The value of residential building work fell by 9.1 on a nominal, seasonally adjusted basis over the June quarter, Statistics NZ said today.
Today's result followed a rise of 3.6 per cent in the March quarter, but when price changes were removed, the trend was down for the last two quarters.
Non-residential work was stronger. It dropped 3.6 per cent for the quarter, following a rise of 11 per cent in March, but trend-wise it continued to rise, even after price changes are extracted.
About 41 per cent of all building work for the June year was non-residential , up from 38 per cent in the previous year.
The value of all building work dropped $82 million or 2.5 per cent to $3.124 billion from the June quarter a year ago but was 7.2 per cent when price increases were stripped out.
Over the quarter the fall was 6.8 per cent.
The ANZ said the fall was larger than expected. Economists tend to use the real figures and on this basis, the bank noted that real seasonally adjusted building work had dropped 7.8 per cent in value over the quarter.

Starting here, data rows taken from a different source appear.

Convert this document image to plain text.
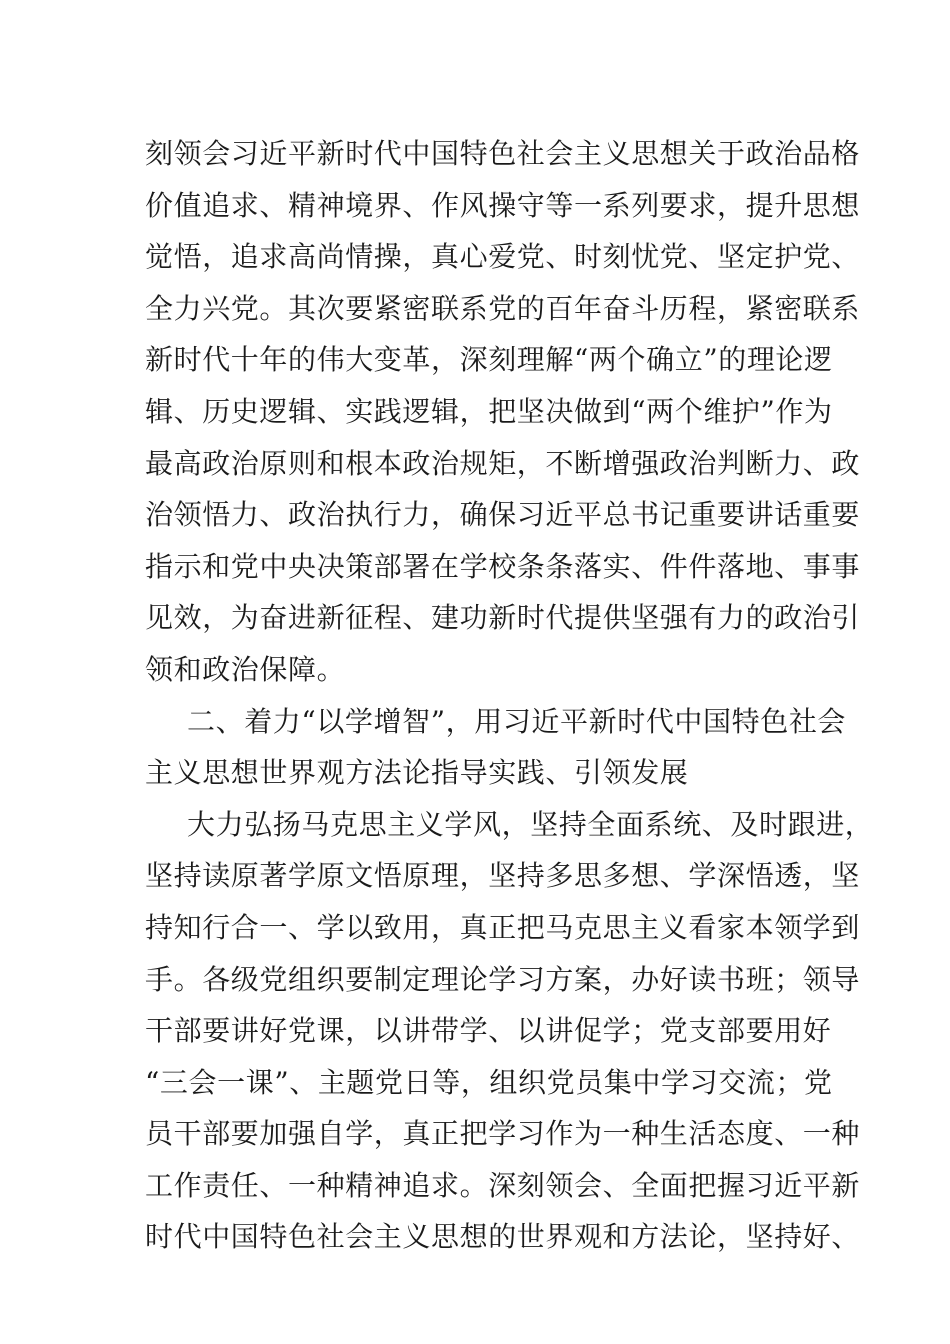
刻领会习近平新时代中国特色社会主义思想关于政治品格
价值追求、精神境界、作风操守等一系列要求，提升思想
觉悟，追求高尚情操，真心爱党、时刻忧党、坚定护党、
全力兴党。其次要紧密联系党的百年奋斗历程，紧密联系
新时代十年的伟大变革，深刻理解“两个确立”的理论逻
辑、历史逻辑、实践逻辑，把坚决做到“两个维护”作为
最高政治原则和根本政治规矩，不断增强政治判断力、政
治领悟力、政治执行力，确保习近平总书记重要讲话重要
指示和党中央决策部署在学校条条落实、件件落地、事事
见效，为奋进新征程、建功新时代提供坚强有力的政治引
领和政治保障。
二、着力“以学增智”，用习近平新时代中国特色社会
主义思想世界观方法论指导实践、引领发展
大力弘扬马克思主义学风，坚持全面系统、及时跟进，
坚持读原著学原文悟原理，坚持多思多想、学深悟透，坚
持知行合一、学以致用，真正把马克思主义看家本领学到
手。各级党组织要制定理论学习方案，办好读书班；领导
干部要讲好党课，以讲带学、以讲促学；党支部要用好
“三会一课”、主题党日等，组织党员集中学习交流；党
员干部要加强自学，真正把学习作为一种生活态度、一种
工作责任、一种精神追求。深刻领会、全面把握习近平新
时代中国特色社会主义思想的世界观和方法论，坚持好、
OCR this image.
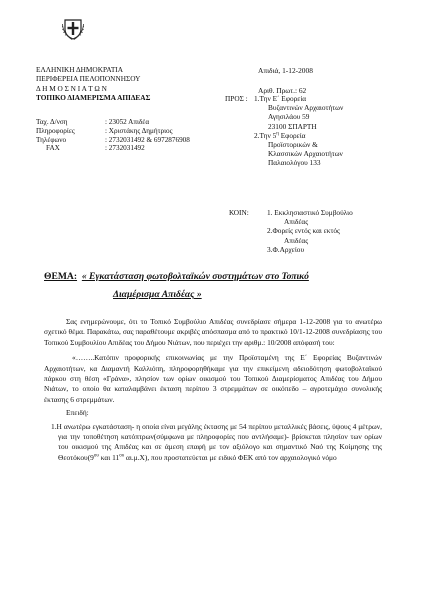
ΕΛΛΗΝΙΚΗ ΔΗΜΟΚΡΑΤΙΑ
ΠΕΡΙΦΕΡΕΙΑ ΠΕΛΟΠΟΝΝΗΣΟΥ
Δ Η Μ Ο Σ Ν Ι Α Τ Ω Ν
ΤΟΠΙΚΟ ΔΙΑΜΕΡΙΣΜΑ ΑΠΙΔΕΑΣ
Ταχ. Δ/νση	: 23052 Απιδέα
Πληροφορίες	: Χριστάκης Δημήτριος
Τηλέφωνο	: 2732031492 & 6972876908
FAX	: 2732031492
Απιδιά, 1-12-2008
Αριθ. Πρωτ.: 62
ΠΡΟΣ : 1.Την Ε΄ Εφορεία
Βυζαντινών Αρχαιοτήτων
Αγησιλάου 59
23100 ΣΠΑΡΤΗ
2.Την $5^\eta$ Εφορεία
Προϊστορικών &
Κλασσικών Αρχαιοτήτων
Παλαιολόγου 133
ΚΟΙΝ:	1. Εκκλησιαστικό Συμβούλιο
Απιδέας
2.Φορείς εντός και εκτός
Απιδέας
3.Φ.Αρχείου
ΘΕΜΑ: « Εγκατάσταση φωτοβολταϊκών συστημάτων στο Τοπικό
Διαμέρισμα Απιδέας »

Σας ενημερώνουμε, ότι το Τοπικό Συμβούλιο Απιδέας συνεδρίασε σήμερα 1-12-2008 για το ανωτέρω σχετικό θέμα. Παρακάτω, σας παραθέτουμε ακριβές απόσπασμα από το πρακτικό 10/1-12-2008 συνεδρίασης του Τοπικού Συμβουλίου Απιδέας του Δήμου Νιάτων, που περιέχει την αριθμ.: 10/2008 απόφασή του:

«……..Κατόπιν προφορικής επικοινωνίας με την Προϊσταμένη της Ε΄ Εφορείας Βυζαντινών Αρχαιοτήτων, κα Διαμαντή Καλλιόπη, πληροφορηθήκαμε για την επικείμενη αδειοδότηση φωτοβολταϊκού πάρκου στη θέση «Γράνα», πλησίον των ορίων οικισμού του Τοπικού Διαμερίσματος Απιδέας του Δήμου Νιάτων, το οποίο θα καταλαμβάνει έκταση περίπου 3 στρεμμάτων σε οικόπεδο – αγροτεμάχιο συνολικής έκτασης 6 στρεμμάτων.

Επειδή:

1.Η ανωτέρω εγκατάσταση- η οποία είναι μεγάλης έκτασης με 54 περίπου μεταλλικές βάσεις, ύψους 4 μέτρων, για την τοποθέτηση κατόπτρων(σύμφωνα με πληροφορίες που αντλήσαμε)- βρίσκεται πλησίον των ορίων του οικισμού της Απιδέας και σε άμεση επαφή με τον αξιόλογο και σημαντικό Ναό της Κοίμησης της $\Theta\varepsilon o\tau ό\kappa o\upsilon(9^{o\upsilon}$ και $11^{o\upsilon}$ αι.μ.Χ), που προστατεύεται με ειδικό ΦΕΚ από τον αρχαιολογικό νόμο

Real residential building work fell 10 per cent and non-residential 4.8 per cent.
The ANZ said the fall was in line with beliefs that the construction sector would contribute negatively to June quarter economic growth.
"The decline in building work is clearly at odds with the sharp increase in the HLFS (Household Labour Force Survey) construction employment number.
"This dichotomy confirms our view that firms have been hoarding staff, and the HLFS must be treated with caution."
The combination of falling activity, higher wages, lower productivity and higher construction costs all pointed to lower profitability for construction companies.
The ANZ is forecasting June quarter GDP (gross domestic product) of 0.5 per cent, taking annual GDP growth to 1.3 per cent.
It expects to see further softness in housing and consent data, particularly in the fourth quarter.
GDP data is released on September 29.